Ma facciamo un passo indietro. Lo scorso 22 agosto il presidente della Regione Siciliana Nello Musumeci ha firmato un’ordinanza con cui ha disposto lo sgombero degli hotspot e dei centri di accoglienza per migranti situati in Sicilia. A motivare la misura, ha spiegato in conferenza stampa il Governatore, questioni igienico-sanitarie: le strutture che ospitano le persone soccorse in mare e poi approdate sulle coste dell’Isola, ha chiarito, non è in linea con le norme di sicurezza finalizzate al contenimento del coronavirus, al loro interno non è possibile mantenere il distanziamento né evitare assembramenti.

Fonti del Viminale, però, hanno fatto sapere che l’ordinanza emanata dal Presidente della Regione Siciliana è da considerarsi non valida e che, nei prossimi giorni, verrà programmato un consiglio dei ministri per discutere l’impugnazione del provvedimento. Secondo il Ministero dell’Interno, nello specifico, l’ordinanza non è valida per una questione di competenza. Competenza che, per quel che riguarda l’ambito immigrazione, è appunto del Viminale e non delle Regioni.

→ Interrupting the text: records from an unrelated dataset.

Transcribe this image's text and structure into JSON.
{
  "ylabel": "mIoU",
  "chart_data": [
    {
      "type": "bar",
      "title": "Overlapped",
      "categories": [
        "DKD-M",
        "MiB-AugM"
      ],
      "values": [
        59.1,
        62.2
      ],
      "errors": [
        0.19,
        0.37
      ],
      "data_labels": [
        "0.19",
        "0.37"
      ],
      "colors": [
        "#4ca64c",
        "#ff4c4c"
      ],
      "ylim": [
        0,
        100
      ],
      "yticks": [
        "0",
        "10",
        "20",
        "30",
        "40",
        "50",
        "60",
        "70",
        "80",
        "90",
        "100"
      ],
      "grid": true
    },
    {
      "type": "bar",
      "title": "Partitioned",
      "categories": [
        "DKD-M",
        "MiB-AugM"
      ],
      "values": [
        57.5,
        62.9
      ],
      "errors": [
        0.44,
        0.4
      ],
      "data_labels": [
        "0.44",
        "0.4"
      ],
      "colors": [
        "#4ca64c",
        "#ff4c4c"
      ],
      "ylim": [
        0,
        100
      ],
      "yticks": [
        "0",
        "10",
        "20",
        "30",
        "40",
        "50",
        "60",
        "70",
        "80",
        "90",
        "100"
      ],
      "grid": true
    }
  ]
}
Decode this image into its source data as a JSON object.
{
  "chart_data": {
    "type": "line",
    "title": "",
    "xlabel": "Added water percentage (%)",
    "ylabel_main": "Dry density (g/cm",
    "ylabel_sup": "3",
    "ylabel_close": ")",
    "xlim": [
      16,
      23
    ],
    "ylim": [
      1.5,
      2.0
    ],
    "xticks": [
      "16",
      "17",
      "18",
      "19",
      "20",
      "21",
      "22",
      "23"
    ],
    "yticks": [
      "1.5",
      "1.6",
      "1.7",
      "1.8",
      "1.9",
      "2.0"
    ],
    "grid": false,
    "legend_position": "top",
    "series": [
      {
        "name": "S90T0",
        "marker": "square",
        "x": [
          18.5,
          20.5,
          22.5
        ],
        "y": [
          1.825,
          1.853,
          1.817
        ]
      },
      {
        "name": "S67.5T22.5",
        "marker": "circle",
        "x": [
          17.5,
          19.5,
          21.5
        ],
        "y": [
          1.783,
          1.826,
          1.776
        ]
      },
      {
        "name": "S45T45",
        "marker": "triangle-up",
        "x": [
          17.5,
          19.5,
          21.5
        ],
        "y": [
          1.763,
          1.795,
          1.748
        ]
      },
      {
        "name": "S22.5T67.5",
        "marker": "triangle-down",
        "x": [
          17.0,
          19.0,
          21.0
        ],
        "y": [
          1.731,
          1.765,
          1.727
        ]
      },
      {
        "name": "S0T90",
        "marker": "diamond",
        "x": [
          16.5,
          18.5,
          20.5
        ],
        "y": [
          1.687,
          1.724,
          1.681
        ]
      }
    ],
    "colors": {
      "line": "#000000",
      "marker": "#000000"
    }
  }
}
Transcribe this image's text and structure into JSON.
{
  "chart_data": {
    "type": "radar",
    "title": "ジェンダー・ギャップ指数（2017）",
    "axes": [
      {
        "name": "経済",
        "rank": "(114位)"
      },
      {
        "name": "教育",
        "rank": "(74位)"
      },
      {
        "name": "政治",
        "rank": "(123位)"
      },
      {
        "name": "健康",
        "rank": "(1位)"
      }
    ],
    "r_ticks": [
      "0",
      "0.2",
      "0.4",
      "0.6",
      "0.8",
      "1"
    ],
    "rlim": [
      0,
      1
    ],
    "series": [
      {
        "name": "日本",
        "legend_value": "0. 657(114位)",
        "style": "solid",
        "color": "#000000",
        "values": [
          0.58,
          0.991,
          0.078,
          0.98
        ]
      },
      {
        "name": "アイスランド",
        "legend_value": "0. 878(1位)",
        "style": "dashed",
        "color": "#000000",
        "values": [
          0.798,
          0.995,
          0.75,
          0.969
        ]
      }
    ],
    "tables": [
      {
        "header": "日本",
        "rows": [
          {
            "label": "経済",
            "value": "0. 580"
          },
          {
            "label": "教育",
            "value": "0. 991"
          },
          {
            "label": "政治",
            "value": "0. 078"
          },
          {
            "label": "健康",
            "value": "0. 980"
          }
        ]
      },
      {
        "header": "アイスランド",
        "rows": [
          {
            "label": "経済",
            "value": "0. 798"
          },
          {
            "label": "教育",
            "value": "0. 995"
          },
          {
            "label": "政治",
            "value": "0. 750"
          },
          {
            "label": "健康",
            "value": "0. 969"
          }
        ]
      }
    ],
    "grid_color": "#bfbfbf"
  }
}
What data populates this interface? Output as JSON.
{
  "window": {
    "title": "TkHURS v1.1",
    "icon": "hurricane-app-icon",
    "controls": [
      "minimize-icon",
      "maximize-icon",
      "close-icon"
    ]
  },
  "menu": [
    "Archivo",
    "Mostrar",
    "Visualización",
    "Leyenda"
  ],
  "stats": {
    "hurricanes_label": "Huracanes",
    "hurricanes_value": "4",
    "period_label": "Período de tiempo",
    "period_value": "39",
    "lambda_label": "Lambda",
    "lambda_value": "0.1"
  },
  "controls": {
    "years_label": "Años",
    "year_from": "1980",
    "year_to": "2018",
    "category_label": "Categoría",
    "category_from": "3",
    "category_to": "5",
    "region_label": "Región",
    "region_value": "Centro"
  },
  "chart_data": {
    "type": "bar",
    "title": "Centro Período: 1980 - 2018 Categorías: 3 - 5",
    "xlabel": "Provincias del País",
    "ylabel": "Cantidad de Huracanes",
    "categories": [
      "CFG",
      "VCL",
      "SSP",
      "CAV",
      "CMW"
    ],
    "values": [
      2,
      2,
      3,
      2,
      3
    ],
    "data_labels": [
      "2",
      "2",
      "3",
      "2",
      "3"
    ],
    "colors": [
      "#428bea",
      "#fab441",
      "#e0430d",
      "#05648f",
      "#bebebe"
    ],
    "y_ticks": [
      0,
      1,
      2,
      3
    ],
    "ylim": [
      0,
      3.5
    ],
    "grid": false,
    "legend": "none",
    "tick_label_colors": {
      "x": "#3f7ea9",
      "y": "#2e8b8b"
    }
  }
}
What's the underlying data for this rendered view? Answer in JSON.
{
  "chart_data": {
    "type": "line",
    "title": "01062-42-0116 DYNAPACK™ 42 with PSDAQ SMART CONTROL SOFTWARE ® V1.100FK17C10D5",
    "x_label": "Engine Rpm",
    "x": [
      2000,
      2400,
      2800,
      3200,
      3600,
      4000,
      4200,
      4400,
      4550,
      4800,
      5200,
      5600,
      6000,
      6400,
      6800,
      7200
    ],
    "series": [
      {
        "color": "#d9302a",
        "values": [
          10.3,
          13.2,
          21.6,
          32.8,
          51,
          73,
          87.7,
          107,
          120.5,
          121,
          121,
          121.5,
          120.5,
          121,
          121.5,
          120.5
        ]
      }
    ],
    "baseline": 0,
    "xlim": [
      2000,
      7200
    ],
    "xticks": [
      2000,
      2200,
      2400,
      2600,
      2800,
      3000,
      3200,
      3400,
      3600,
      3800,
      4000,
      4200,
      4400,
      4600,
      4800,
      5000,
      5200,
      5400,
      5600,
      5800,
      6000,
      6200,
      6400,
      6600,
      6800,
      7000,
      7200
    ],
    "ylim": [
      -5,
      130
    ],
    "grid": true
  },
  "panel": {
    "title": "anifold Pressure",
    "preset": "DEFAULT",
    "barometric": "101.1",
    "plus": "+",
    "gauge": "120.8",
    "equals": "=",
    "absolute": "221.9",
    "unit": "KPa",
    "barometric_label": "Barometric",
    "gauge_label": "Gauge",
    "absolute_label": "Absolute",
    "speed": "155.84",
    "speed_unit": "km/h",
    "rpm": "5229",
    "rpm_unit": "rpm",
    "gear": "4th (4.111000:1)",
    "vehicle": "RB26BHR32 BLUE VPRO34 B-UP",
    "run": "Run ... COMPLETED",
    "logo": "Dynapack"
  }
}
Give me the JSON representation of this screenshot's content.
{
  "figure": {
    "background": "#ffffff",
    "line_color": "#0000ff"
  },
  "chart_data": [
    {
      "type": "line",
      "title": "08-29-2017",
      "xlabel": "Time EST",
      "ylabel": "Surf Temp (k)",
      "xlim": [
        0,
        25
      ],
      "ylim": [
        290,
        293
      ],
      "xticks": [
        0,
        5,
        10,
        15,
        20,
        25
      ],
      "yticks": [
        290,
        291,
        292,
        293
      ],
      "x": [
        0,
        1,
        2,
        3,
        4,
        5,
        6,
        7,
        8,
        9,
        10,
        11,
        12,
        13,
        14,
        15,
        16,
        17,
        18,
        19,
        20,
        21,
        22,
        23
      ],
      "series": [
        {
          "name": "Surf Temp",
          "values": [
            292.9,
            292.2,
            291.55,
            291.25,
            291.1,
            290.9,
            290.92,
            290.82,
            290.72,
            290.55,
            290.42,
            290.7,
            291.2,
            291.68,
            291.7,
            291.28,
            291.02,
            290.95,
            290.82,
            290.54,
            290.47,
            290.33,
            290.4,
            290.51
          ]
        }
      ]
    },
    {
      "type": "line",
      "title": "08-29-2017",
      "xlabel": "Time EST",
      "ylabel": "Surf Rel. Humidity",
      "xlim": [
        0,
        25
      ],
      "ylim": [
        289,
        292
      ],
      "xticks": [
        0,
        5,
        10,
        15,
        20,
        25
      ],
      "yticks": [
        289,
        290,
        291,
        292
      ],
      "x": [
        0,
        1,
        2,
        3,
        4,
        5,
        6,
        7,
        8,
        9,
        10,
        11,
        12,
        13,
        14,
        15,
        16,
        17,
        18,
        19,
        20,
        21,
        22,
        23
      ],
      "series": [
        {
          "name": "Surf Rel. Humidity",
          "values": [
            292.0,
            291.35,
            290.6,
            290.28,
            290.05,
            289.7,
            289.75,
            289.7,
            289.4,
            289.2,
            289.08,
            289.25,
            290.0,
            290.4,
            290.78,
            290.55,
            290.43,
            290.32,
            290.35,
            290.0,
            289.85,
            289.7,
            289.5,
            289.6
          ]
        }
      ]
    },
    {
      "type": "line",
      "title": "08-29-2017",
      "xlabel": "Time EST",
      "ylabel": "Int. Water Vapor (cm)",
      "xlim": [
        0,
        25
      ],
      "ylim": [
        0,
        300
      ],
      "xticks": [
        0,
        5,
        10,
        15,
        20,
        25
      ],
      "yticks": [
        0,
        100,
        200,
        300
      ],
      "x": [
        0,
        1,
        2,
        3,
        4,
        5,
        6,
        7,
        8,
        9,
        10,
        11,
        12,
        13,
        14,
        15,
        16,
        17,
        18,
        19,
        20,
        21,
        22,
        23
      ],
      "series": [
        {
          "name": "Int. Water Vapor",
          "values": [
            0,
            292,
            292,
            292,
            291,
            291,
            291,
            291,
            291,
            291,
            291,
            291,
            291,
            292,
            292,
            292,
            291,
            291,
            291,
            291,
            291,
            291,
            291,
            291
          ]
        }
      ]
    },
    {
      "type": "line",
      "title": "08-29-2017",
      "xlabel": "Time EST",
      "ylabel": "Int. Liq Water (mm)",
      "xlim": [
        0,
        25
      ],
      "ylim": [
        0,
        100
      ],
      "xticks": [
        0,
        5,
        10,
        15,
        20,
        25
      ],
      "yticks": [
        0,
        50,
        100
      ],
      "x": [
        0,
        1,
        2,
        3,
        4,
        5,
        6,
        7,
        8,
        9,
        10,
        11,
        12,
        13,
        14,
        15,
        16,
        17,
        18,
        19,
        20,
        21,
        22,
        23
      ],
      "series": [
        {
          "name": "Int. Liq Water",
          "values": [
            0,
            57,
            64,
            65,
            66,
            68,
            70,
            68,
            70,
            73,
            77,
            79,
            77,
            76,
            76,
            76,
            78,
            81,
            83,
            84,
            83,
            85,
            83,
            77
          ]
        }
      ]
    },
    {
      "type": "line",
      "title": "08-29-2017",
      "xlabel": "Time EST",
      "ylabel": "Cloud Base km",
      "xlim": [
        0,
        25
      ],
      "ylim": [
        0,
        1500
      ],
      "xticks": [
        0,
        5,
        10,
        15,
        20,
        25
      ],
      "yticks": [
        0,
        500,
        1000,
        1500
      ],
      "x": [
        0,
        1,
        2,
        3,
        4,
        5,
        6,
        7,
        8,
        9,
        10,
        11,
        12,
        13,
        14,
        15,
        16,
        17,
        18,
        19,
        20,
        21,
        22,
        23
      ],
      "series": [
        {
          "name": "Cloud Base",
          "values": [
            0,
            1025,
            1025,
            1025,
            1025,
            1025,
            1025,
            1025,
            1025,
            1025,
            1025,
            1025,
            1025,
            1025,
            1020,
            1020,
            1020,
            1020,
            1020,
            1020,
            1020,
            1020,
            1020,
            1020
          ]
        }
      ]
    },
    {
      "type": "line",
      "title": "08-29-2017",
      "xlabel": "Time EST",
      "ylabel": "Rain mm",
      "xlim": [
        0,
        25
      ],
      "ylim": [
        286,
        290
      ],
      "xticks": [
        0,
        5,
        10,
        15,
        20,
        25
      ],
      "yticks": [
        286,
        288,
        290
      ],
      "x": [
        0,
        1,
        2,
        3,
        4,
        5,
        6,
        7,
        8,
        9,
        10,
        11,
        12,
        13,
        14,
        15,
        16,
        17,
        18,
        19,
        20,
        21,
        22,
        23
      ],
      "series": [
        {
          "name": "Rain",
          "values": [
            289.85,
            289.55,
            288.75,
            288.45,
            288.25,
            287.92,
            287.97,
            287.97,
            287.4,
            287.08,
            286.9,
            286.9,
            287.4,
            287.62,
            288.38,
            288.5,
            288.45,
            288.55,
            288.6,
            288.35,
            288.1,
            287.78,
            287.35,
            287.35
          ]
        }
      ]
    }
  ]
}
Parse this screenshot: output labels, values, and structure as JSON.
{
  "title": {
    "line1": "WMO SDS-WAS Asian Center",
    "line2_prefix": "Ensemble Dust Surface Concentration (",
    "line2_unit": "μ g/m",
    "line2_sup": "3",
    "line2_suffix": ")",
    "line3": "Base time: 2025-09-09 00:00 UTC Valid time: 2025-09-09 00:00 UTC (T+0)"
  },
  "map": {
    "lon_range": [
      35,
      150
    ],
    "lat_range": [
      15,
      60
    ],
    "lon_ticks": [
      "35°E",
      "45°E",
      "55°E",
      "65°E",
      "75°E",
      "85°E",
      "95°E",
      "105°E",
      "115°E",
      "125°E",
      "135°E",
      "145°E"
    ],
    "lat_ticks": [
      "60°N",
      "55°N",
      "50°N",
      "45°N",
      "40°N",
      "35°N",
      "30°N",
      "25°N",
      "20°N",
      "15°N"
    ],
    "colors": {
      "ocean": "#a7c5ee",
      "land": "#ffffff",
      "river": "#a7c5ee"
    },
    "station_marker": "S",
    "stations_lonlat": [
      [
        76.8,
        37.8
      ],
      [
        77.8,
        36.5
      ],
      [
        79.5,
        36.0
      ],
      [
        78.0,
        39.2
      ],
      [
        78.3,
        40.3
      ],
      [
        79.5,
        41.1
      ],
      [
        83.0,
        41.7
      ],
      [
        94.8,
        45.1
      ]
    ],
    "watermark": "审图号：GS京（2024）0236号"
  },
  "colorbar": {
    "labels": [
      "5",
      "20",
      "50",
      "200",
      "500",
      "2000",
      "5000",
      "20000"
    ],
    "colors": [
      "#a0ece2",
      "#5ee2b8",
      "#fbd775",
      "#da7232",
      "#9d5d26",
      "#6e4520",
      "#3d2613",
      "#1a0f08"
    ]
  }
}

Su questo punto, Musumeci ha ribattuto che il provvedimento è una misura di contrasto al covid-19, e quindi di natura sanitaria.

Nel frattempo, in ogni caso, Nello Musumeci ha deciso di andare per la sua strada e – come si anticipava – ha inviato ai prefetti siciliani una nota di diffida per l’esecuzione della propria ordinanza. Non solo. Nel documento, il Presidente della Regione Siciliana chiede di conoscere il crono-programma per lo svuotamento degli hotspot e ne sollecita l’attuazione laddove lo sgombero non sia già iniziato. Nella giornata di ieri, ha comunicato il Governatore, si è iniziato a svuotare l’hotspot di Pozzallo.